Laut der englischen Zeitung „Sunday Times“ sollen sich zwei ranghohe Mitglieder des FIFA-Exekutivkomitees bezüglich der WM-Vergabe 2018 und 2022 bestechlich gezeigt haben. Demnach gaben sich Journalisten als amerikanische Geschäftsleute aus, welche die WM 2022 in die USA holen wollten. Die FIFA-Mitglieder fielen darauf hinein und boten ihre Stimmen gegen Geld an. Dabei soll einer der beiden seine Stimme für umgerechnet 570000 Euro angeboten haben, welche er nach eigenen Angaben dafür nutzen wolle, um Fußballplätze in seinem Land zu bauen. Die zweite betroffene Person soll sogar 1,6 Millionen Euro für den Bau einer Fußball-Akademie gefordert haben.
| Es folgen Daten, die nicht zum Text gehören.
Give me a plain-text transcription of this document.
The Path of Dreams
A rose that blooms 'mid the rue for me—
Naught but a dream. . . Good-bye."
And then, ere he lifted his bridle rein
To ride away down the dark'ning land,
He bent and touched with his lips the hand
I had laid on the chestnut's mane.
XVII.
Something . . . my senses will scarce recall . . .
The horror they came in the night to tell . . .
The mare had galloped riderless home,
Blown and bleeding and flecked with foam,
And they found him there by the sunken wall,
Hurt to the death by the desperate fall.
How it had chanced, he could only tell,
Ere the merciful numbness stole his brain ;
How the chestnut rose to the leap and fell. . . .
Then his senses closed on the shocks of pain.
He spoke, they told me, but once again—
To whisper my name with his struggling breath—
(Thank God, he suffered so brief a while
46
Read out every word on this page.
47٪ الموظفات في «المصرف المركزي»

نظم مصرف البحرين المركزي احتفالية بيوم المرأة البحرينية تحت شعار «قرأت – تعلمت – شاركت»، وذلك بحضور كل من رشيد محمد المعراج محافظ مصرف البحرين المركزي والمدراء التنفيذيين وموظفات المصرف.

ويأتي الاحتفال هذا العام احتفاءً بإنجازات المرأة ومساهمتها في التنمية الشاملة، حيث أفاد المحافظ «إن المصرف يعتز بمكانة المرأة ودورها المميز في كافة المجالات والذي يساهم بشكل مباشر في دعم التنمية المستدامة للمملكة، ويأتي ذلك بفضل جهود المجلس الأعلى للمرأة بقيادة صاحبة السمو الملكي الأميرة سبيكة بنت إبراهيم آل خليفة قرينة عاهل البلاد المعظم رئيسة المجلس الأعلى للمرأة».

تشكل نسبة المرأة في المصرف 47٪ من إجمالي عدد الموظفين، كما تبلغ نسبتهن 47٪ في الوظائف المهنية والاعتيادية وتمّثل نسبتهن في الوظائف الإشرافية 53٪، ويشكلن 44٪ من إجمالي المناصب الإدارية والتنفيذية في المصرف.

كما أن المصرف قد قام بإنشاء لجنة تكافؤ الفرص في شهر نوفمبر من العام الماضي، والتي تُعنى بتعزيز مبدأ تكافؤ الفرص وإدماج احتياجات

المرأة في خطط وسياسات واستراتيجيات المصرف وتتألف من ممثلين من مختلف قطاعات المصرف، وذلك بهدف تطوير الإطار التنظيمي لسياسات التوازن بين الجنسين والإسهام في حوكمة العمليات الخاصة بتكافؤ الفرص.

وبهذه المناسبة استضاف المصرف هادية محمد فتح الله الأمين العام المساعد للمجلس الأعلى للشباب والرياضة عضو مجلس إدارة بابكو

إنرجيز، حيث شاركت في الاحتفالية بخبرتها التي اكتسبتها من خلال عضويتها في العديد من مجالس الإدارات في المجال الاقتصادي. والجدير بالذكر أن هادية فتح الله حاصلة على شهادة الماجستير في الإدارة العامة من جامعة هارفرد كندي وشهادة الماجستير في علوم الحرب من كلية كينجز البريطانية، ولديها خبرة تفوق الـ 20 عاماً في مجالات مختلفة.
Hierbei handelt es sich um einen der sieben Vize-Präsidenten. Dieser gab gegenüber den verdeckten Journalisten ebenfalls an, dass bereits Vertreter von zwei weiteren Bewerbungsländern Interesse an seiner Stimme gezeigt hätten. Die „Sunday Times“ beruft sich bei all diesen Spekulationen auf Filmmaterial, welches die Funktionäre während des Bestechungsversuchs zeigt.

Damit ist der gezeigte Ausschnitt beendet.